Someone/People told the centurion about Jesus.

In some languages it may be necessary to make explicit what he heard. For example:

The centurion heard that Jesus ⌊had healed people

7:3b

he sent some Jewish elders to ask Him: The Roman army officer was not a Jew himself, but he knew that Jesus was a Jew. He thought that he should ask some of the leaders of the Jews to go to Jesus for him. The context (7:6e) shows that the Roman officer did not feel worthy to come to Jesus himself. He thought that Jesus would be more likely to heal his servant if the Jews pleaded on his behalf.

sent…to ask Him: The words sent…to ask Him indicate here that the officer politely asked the Jewish elders to go to Jesus and ask him a question. He did not command them to go. Another way to say this is:

He asked some Jewish elders to go to Jesus.

In some languages it may be natural to use direct speech here. For example:

He said to some Jewish elders, “Please would you go to Jesus for me…”

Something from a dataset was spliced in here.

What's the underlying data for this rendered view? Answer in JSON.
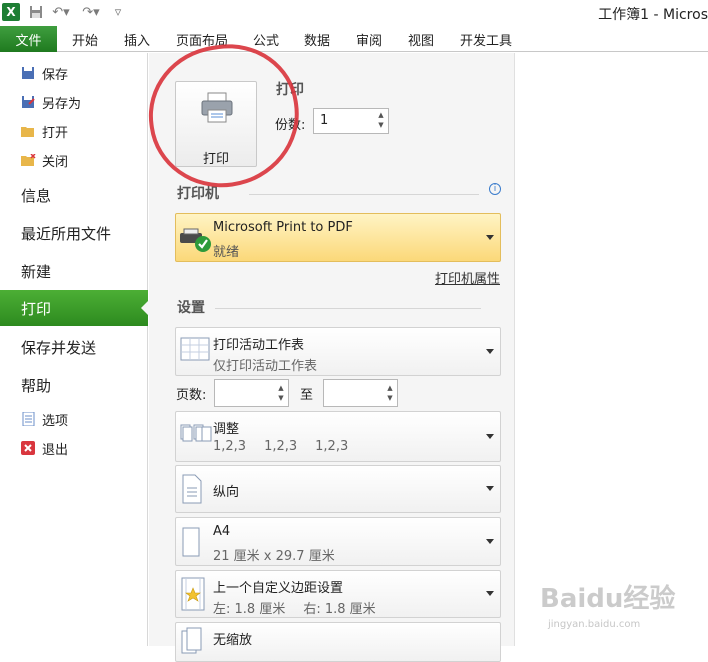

Jewish elders: The Greek word that the Berean Standard Bible translates as elders means “old men.” This word often refers to men who were respected leaders in the community. They were not necessarily religious leaders. In some cultures a term that means “old men” may not imply that the men were leaders. If that is true in your language, you may need to use a different term. Some other ways to translate this word are:

leaders
-or-
important men
-or-
leading men among the people

Jewish: The word Jewish refers to people who follow the religion of the Jews. Most Jews are descendants of the man named Israel. The word “Jew” comes from the name of Israel’s son Judah, who was the great-grandson of Abraham. If you do not already have a word in your language for Jewish, you could write this name based on the Hebrew name “Yehuda” (Judah). Use the form or phrase that your language naturally uses for names of tribes called after a common ancestor. For example, in Arabic the word Jewish is written as “Yahudi.”

7:3c

to ask Him to come and heal his servant: The phrase to ask Him to come and heal his servant tells the message that the centurion was giving Jesus. He requested that Jesus would come and heal his servant. In some languages it may be natural to use direct speech either for the centurion’s words or for the message that the elders were to give to Jesus. For example:

He told them, “Beg Jesus to come and heal my slave.”
-or-
He told them to say to Jesus, “Please come and heal my slave.”